Шоукросс начал с хронологии, от довоенного периода, когда подсудимые составили заговор для совершения преступлений, и дальше перешел к войне{603}. В его речи прослеживались события по всей Европе: идя за бумажным следом собранных Лемкиным декретов и других документов, Шоукросс начал путь из Рейнской области в Чехословакию, потом в Польшу, далее на запад в Голландию, Бельгию и Францию, на север в Норвегию и Данию, на юго-восток через Югославию и Грецию и, наконец, на восток в Советский Союз. Военные преступления, сказал он, были одновременно «и целью, и источником других преступлений». Совершались и преступления против человечества, но эти уже исключительно в ходе войны. Так Шоукросс сделал именно то, чего опасался Лемкин: отнес основные преступления к военному периоду и промолчал обо всех злодеяниях до 1939 года.
И все же в этой речи был один блистательный и определивший исход дела момент. Шоукросс предъявил судьям один-единственный акт убийства, десять лет ужаса, спрессованные в одном событии, в нескольких мощных строчках. Он зачитал свидетельские показания Германа Гребе, немца, управлявшего фабрикой под Дубно, на территории, где властвовал Франк, – поблизости от фабрики находился и тот дом пекаря, где Лемкин укрывался несколько дней в сентябре 1939 года. Шоукросс выбрал бесстрастную интонацию, он говорил медленно, с кристальной ясностью подчеркивая каждое слово:
Без крика и слез эти люди разделись и стояли семьями. Они поцеловались, попрощались и ждали знака другого человека из СС, который стоял возле ямы, тоже с кнутом в руках{604}.
В судебном зале сгустилось молчание. Время замедлилось. Постепенно эти слова доходили до сознания каждого. Писательница Ребекка Уэст, находившаяся на галерее для прессы, заметила, как ерзает на своем месте Франк – словно маленький мальчик, которого отругал учитель.

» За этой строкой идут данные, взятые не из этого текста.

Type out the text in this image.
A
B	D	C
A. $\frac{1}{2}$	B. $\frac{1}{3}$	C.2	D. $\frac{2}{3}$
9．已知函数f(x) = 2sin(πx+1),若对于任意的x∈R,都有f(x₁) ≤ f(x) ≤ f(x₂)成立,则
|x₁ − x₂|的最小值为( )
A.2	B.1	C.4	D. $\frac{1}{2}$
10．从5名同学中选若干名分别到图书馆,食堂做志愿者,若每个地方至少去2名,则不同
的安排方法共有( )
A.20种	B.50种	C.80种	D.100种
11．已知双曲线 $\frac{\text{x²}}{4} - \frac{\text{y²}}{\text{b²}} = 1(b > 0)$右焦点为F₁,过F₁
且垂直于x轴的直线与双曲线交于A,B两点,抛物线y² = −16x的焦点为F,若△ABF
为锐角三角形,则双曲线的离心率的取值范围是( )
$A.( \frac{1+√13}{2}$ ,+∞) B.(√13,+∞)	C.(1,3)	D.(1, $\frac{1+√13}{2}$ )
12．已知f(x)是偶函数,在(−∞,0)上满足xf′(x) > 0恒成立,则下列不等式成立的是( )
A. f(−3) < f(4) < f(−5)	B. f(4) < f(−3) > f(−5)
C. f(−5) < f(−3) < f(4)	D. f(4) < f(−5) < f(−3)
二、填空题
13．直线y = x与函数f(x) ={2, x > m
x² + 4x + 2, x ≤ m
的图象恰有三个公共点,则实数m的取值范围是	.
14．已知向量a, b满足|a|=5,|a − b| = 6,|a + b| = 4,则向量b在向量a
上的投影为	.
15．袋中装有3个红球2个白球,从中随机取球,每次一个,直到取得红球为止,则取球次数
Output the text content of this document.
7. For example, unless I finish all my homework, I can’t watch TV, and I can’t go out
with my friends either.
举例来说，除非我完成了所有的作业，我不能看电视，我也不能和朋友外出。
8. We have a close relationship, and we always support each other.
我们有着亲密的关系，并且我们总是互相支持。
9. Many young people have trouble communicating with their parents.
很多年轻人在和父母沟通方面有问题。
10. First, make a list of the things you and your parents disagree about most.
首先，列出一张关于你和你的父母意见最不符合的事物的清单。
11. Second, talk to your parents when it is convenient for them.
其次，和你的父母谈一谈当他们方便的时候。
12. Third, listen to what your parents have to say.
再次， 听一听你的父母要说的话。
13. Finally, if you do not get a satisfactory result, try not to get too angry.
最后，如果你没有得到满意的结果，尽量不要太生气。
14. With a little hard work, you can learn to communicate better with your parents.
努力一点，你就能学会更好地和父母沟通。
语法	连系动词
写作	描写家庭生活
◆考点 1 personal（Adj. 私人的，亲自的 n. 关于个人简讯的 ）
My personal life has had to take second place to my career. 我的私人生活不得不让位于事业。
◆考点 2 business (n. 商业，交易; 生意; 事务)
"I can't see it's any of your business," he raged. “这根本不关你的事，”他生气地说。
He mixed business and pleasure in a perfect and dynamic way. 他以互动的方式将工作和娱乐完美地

За четверть часа, что я стоял поблизости, я не услышал ни одной жалобы или мольбы о пощаде. Я наблюдал за семьей из восьми человек – муж и жена лет около 50 и с ними дети в возрасте примерно года, 8 и 10 лет и две взрослые дочери, наверное, 20 и 24 лет. Старая женщина с белоснежными волосами держала годовалого ребенка на руках, пела ему, щекотала. Малыш радостно гулил. Родители смотрели на него со слезами. Отец держал за руку десятилетнего сына и что-то тихо ему говорил, мальчик тоже старался не заплакать.
Шоукросс сделал паузу и оглядел судебный зал, посмотрел и на обвиняемых. Заметил ли он, как Франк, с поникшей головой, уставился взглядом в деревянный пол?
Отец указал на небо, погладил сына по голове и что-то, по-видимому, пытался ему объяснить.
Миг «живого сострадания», как напишет впоследствии Ребекка Уэст{605}.
Затем Шоукросс занялся непосредственно Франком{606}. Эти злодеяния происходили на подвластной ему территории, и этого уже достаточно было бы для обвинительного приговора, но Шоукросс копал глубже.
Ганс Франк – баварский министр юстиции – уже в 1933 году получал доклады об убийствах в Дахау.
Ганс Франк – один из наиболее авторитетных юристов нацистской партии, член ее центрального комитета, одобрившего бойкот евреев.
Ганс Франк – министр, в марте 1934 года выступавший по радио с оправданием расистского законодательства.